While Saudi Arabia is willing to put an end to the blockade imposed on Qatar, the UAE is excluding this option and rejecting it.

While Saudi Arabia is willing to put an end to the blockade imposed on Qatar, the UAE is excluding this option and rejecting it, at least until the 13 terms of the Arab Quartet are fulfilled. The 13 conditions can be summarily described as an instrument of obedience, a renunciation of the country’s sovereignty, and a handover of the control and decision-making of the country to a “quadruple mandate administration.” The UAE will not make the job of the Kuwaiti mediator easy in the coming days and will not spare any efforts to cause the other parties to abandon the path to reconciliation and prevent them from leaving the UAE alone.

Unlike the UAE, Saudi Arabia does not consider Qatar to be a rival over its status and place in the Arab and Islamic worlds. Moreover, the reconciliation with Doha (and Turkey as a consequence) appears to be a preliminary requirement, if the Kingdom decides, willingly or unwillingly, to finalize the official and public path of normalization with Israel, with the least amount of outbidding, competition, and deafening media hype.
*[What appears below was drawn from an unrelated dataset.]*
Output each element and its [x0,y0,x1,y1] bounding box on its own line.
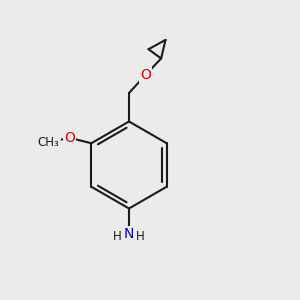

Abu Dhabi, for its part, considers Doha a rival and contender for its role in the region. The UAE’s enthusiasm to isolate and besiege Qatar lies in the desire of the former to remove Qatar from the field of competition in various spheres, including energy, politics, regional influence, transit, ports and aviation, finance and business, and investment.

Qatar shows special interest in restoring its relations with the Kingdom of Saudi Arabia out of the four blockading countries. Qatar knows that its relations with the UAE will not be restored even if reconciliation is established and the Gulf Cooperation Council (GCC) resumes its work as usual. As for relations with Egypt, Qatar has a strong hand that beats the cards of Cairo: Egyptian workers and superior media sway.
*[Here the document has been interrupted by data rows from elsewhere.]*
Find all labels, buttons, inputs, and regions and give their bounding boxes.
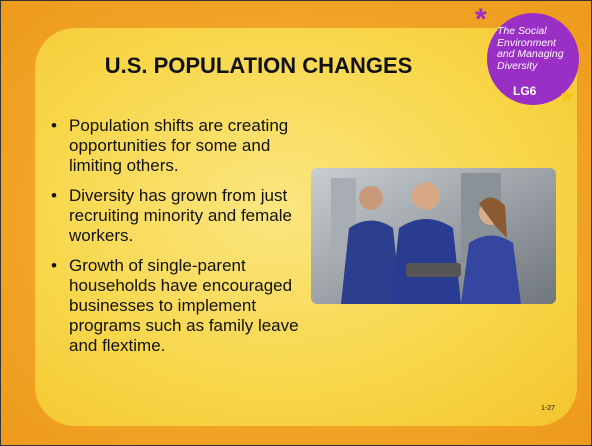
badge [487, 13, 579, 105]
bullet: Population shifts are creating opportuni… [51, 116, 316, 176]
badge-text: The Social Environment and Managing Dive… [497, 25, 575, 72]
badge-line: The Social [497, 25, 547, 37]
bullet: Growth of single-parent households have … [51, 256, 316, 356]
badge-line: Diversity [497, 59, 538, 72]
badge-line: Environment [497, 36, 556, 49]
page-number: 1-27 [541, 405, 556, 412]
asterisk: * [475, 3, 487, 36]
bullet: Diversity has grown from just recruiting… [51, 186, 316, 246]
badge-tag: LG6 [513, 84, 537, 98]
photo [311, 168, 556, 304]
slide-title: U.S. POPULATION CHANGES [104, 53, 413, 78]
asterisk: * [561, 85, 573, 118]
bullet-list: Population shifts are creating opportuni… [51, 116, 316, 366]
badge-line: and Managing [497, 48, 564, 60]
As for Bahrain, it is not very consequential in Doha’s affairs, and the relationship with it often falls under the heading of a “fait accompli.” Saudi Arabia is what matters most to Qatari officials, who stressed in their talks with the Kuwaiti mediator and US delegate, the importance and preference for a bilateral Saudi-Qatari track. Thus, for Qatar, reconciliation with Riyadh comes first, in anticipation that afterwards, the rest of the parties will agree to join.
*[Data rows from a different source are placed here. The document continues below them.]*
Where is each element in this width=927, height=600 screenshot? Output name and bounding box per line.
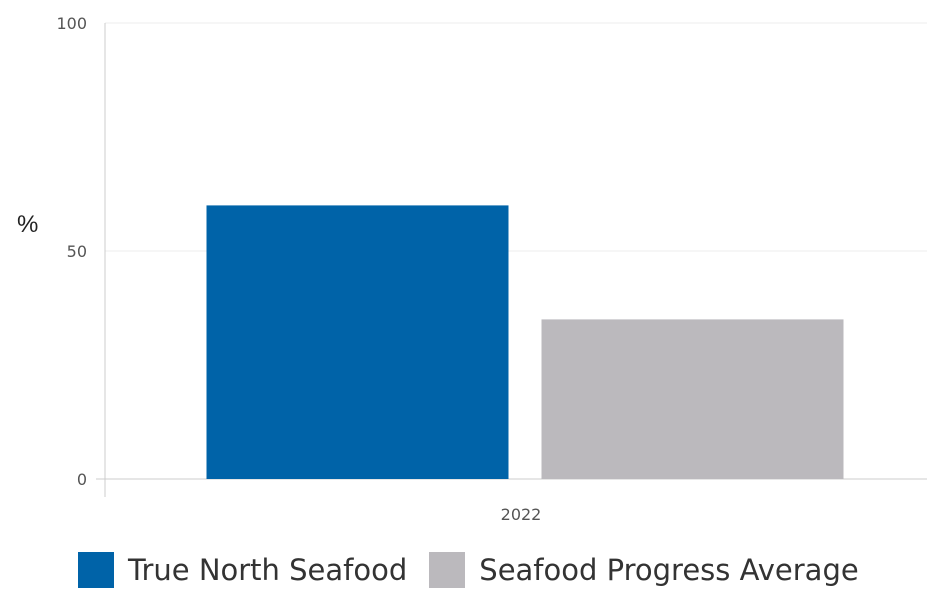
legend-label-true-north-seafood: True North Seafood	[128, 553, 408, 587]
legend-label-seafood-progress-average: Seafood Progress Average	[479, 553, 859, 587]
y-tick-label-100: 100	[56, 14, 87, 33]
y-tick-label-50: 50	[67, 242, 87, 261]
legend-item-seafood-progress-average[interactable]: Seafood Progress Average	[429, 552, 859, 588]
bar-seafood-progress-average-2022	[541, 319, 844, 479]
bar-true-north-seafood-2022	[206, 205, 509, 479]
y-axis-label: %	[17, 211, 39, 238]
legend: True North Seafood Seafood Progress Aver…	[78, 552, 859, 588]
x-tick-label-2022: 2022	[501, 505, 542, 524]
y-tick-label-0: 0	[77, 470, 87, 489]
legend-swatch-seafood-progress-average	[429, 552, 466, 588]
legend-item-true-north-seafood[interactable]: True North Seafood	[78, 552, 407, 588]
legend-swatch-true-north-seafood	[78, 552, 114, 588]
Any separate Saudi move towards a resolution with Qatar will weaken the confidence of the Kingdom’s allies.

This Qatari proposal puts Saudi Arabia in an awkward position since the blockade was imposed by the Quartet countries, and it is logical for the reconciliation to be established with all of them as well. This is what Abu Dhabi says loud and clear, as do Cairo and Manama. Any separate Saudi move towards a resolution with Qatar will weaken the confidence of the Kingdom’s allies, which is what Riyadh seeks to avoid as much as possible. This constitutes a complexity that the Kuwaiti mediator will have to deal with, even if Saudi Arabia’s growing interest in restoring relations with Qatar individually and gradually, is noticeable.

It will be difficult for the Trump administration to establish a last-minute reconciliation between the Arab Quartet states and Qatar, even as it has realized its importance, especially after the escalation of US-Iran tensions. The US intensification of measures against Iran has created an unprecedented need for a “united Gulf front” which can help break the will of the Iranians and their resistance to the American pressures. Yet, the involved parties, including Qatar, have no interest in presenting the “gift of reconciliation” to a departing administration while waiting with great concern for the arrival of a new one, which will likely impose distinct terms.

To be sure, a major step has been achieved on the path to Gulf reconciliation, which calls for a Kuwaiti celebration and favorable Arab and international reactions. However, it is a single step on a long and thorny road, that is “booby-trapped” by conflicting interests. Moreover, it is likely that such an accomplishment will not restore the previous golden era of the Gulf Cooperation Council, as the organization is currently led from three centers of influence: Riyadh, Abu Dhabi, and Doha, after having been based until recently, and for the past four decades, on one authority: Saudi Arabia.